July 2019 Posted in Columnists & Opinion

It was a hot summer night in a basement just outside Philadelphia, and the band was at full throttle. Two screaming guitars, drums and a bass guitar wailing away the time.

Then the rhythm guitar player’s mom came downstairs.

“You’d better come up here,” she ordered. “Something important is happening.”The date: July 20, 1969.

We dutifully set down the guitars and drumsticks and went upstairs, where Mrs. McDonnell had turned on the TV so we could see one of the biggest moments in history: astronaut Neil Armstrong walking on the moon.

We stared at the flickering black-and-white image, Armstrong emerged from the lunar lander, worked his way down the steps and alighted on the surface of the moon, about 240,000 miles from where we stood.

When he reached the surface, he told the world, “That’s one small step for a man, one giant leap for mankind.”

Amid the many trials of the 1960s – war, assassinations and rioting in the streets of many cities – this single moment stood out. It united not just the nation but the world in a signature accomplishment, something that had never before been done.

This month, a lot will be written and said about that accomplishment. But I think there’s more to consider on this anniversary. I think we need to take a look at the way we educate ourselves. When I was in high school, students were required to take at least one foreign language. French, German, Russian, Italian and Latin were the choices. We were also required to take math, physics, chemistry and biology, and advanced classes were offered in all of those subjects.

In shop class, we were required to know how to repair cars, build furniture and even do plumbing and electrical work. In Home Economics we learned to cook, invest in stocks and bonds and to balance a checkbook. In music class, we listened to the compositions of Beethoven and Leonard Bernstein.

But more importantly, we were urged on by our teachers to learn more. They made it their goal to light the fire of curiosity combined with competence that would propel us into life, be it college or a job.
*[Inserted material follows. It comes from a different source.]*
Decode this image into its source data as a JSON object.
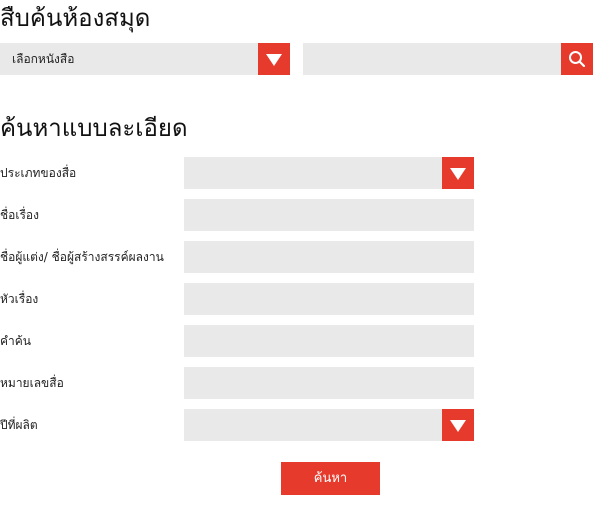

When we graduated, we were ready for that next step.

I wonder about that now. I talk with high school and college graduates, and wonder if they were let down. They might know a lot about a few things, but they appear to know almost nothing about some other things.
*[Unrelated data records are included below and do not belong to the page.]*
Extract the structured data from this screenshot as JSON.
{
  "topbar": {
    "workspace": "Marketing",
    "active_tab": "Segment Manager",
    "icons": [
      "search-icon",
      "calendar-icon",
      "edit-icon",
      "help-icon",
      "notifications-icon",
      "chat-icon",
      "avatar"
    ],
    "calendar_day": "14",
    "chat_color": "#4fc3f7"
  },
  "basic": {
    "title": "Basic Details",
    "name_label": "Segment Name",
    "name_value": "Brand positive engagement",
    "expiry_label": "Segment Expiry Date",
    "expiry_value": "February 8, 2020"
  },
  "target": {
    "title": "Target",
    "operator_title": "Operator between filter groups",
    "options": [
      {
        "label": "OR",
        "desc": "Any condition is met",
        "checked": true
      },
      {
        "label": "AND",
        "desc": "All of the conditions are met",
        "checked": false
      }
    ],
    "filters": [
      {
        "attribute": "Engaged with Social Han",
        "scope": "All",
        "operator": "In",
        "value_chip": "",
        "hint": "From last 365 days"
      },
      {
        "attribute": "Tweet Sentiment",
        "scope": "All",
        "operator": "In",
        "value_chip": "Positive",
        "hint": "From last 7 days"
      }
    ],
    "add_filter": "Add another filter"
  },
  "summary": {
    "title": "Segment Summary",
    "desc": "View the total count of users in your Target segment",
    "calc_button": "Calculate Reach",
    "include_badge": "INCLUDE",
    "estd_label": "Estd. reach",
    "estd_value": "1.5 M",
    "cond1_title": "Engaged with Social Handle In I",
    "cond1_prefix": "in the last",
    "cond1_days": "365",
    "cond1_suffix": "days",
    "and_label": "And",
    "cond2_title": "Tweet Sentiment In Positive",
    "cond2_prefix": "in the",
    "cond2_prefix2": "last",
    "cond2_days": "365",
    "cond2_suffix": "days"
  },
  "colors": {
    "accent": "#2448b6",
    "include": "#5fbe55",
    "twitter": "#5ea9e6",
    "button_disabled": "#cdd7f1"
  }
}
For example, a computer whiz might know lots about algorithms and coding, but not much about history, or music or people. By the same token, a liberal arts major may know lots about history, or music or people, but nothing about science or technology.
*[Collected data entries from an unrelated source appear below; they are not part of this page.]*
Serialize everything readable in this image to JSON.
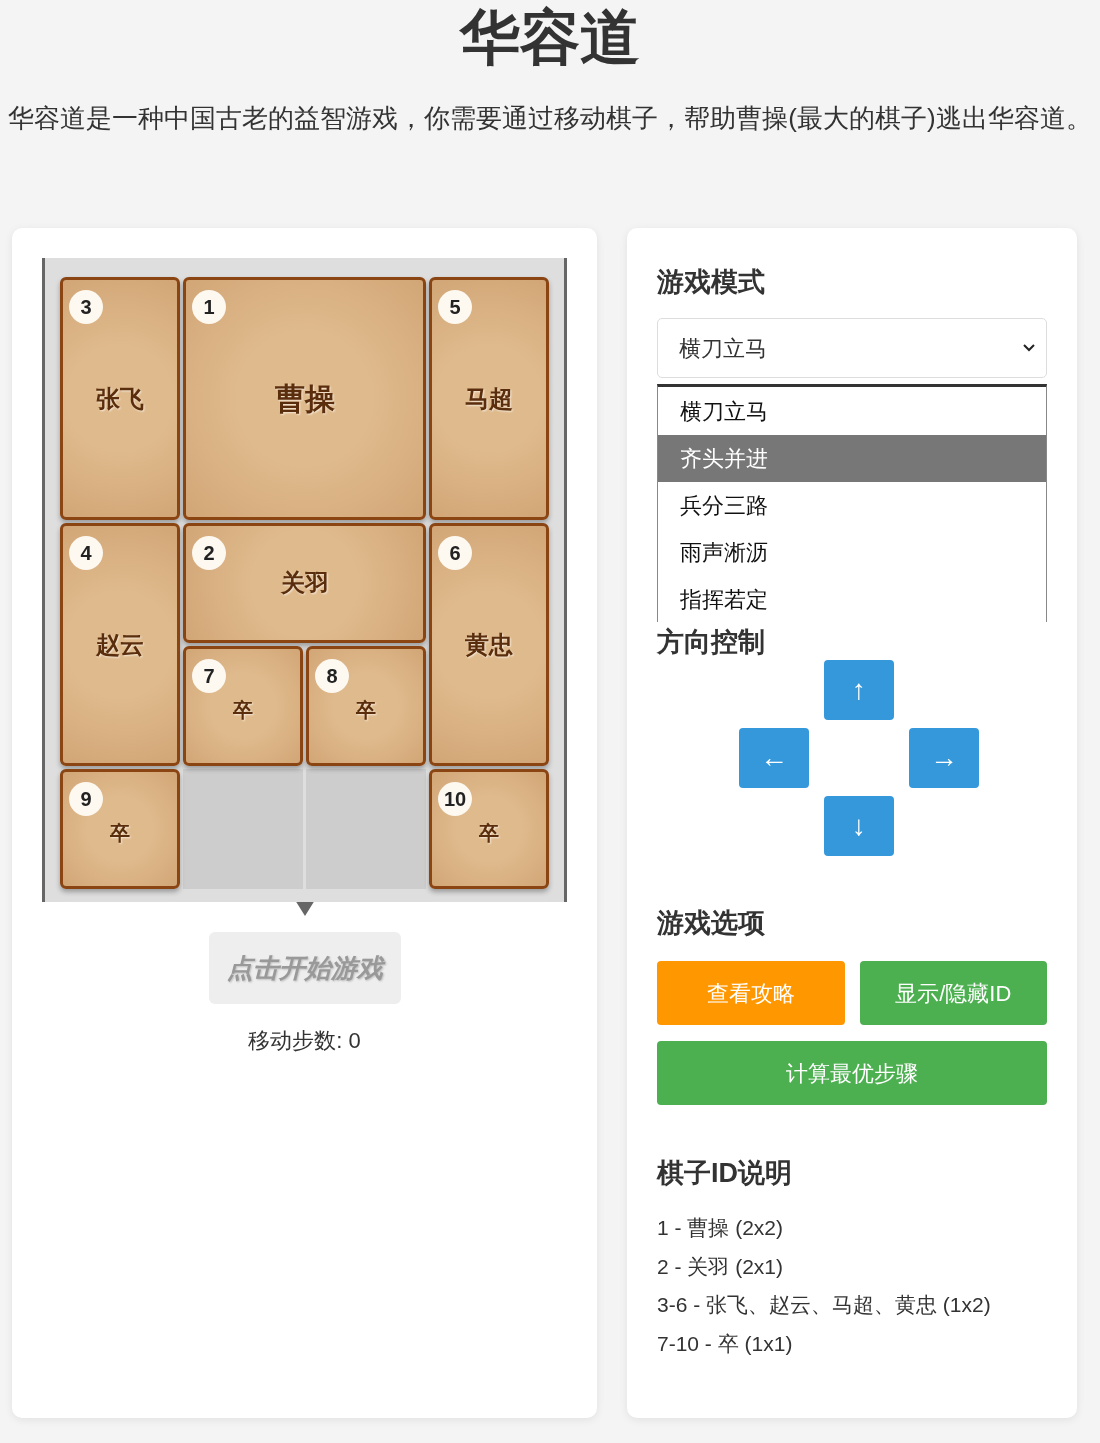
{
  "title": "华容道",
  "intro": "华容道是一种中国古老的益智游戏，你需要通过移动棋子，帮助曹操(最大的棋子)逃出华容道。",
  "board": {
    "pieces": [
      {
        "kind": "tall",
        "id": "3",
        "name": "张飞"
      },
      {
        "kind": "big",
        "id": "1",
        "name": "曹操"
      },
      {
        "kind": "tall",
        "id": "5",
        "name": "马超"
      },
      {
        "kind": "tall",
        "id": "4",
        "name": "赵云"
      },
      {
        "kind": "wide",
        "id": "2",
        "name": "关羽"
      },
      {
        "kind": "tall",
        "id": "6",
        "name": "黄忠"
      },
      {
        "kind": "small",
        "id": "7",
        "name": "卒"
      },
      {
        "kind": "small",
        "id": "8",
        "name": "卒"
      },
      {
        "kind": "small",
        "id": "9",
        "name": "卒"
      },
      {
        "kind": "empty"
      },
      {
        "kind": "empty"
      },
      {
        "kind": "small",
        "id": "10",
        "name": "卒"
      }
    ]
  },
  "start_button": {
    "label": "点击开始游戏",
    "disabled": true
  },
  "moves": "移动步数: 0",
  "mode": {
    "heading": "游戏模式",
    "value": "横刀立马",
    "options": [
      {
        "label": "横刀立马",
        "highlighted": false
      },
      {
        "label": "齐头并进",
        "highlighted": true
      },
      {
        "label": "兵分三路",
        "highlighted": false
      },
      {
        "label": "雨声淅沥",
        "highlighted": false
      },
      {
        "label": "指挥若定",
        "highlighted": false
      }
    ]
  },
  "direction": {
    "heading": "方向控制",
    "buttons": [
      {
        "kind": "up",
        "label": "↑"
      },
      {
        "kind": "left",
        "label": "←"
      },
      {
        "kind": "right",
        "label": "→"
      },
      {
        "kind": "down",
        "label": "↓"
      }
    ]
  },
  "options": {
    "heading": "游戏选项",
    "buttons": [
      {
        "kind": "orange",
        "label": "查看攻略"
      },
      {
        "kind": "green",
        "label": "显示/隐藏ID"
      },
      {
        "kind": "wide",
        "label": "计算最优步骤"
      }
    ]
  },
  "legend": {
    "heading": "棋子ID说明",
    "lines": [
      "1 - 曹操 (2x2)",
      "2 - 关羽 (2x1)",
      "3-6 - 张飞、赵云、马超、黄忠 (1x2)",
      "7-10 - 卒 (1x1)"
    ]
  }
}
In short, both are educated ignoramuses. They know what they know, but they’re not even curious about what they don’t know.

And that’s sad. I know that a large part of life is earning a paycheck, keeping the bills paid and having a place to live. No doubt about it. But what about the rest of life? Are we equipping – inspiring – our high school and college students with the knowledge and tools they’ll need to live a full life?

The engineers and scientists who worked on the Apollo program that put the first man on the moon went through high schools and colleges that required more of them than just learning about their majors. In addition to their technological expertise, they were required to become complete human beings.

Carl Sampson is a freelance writer and editor.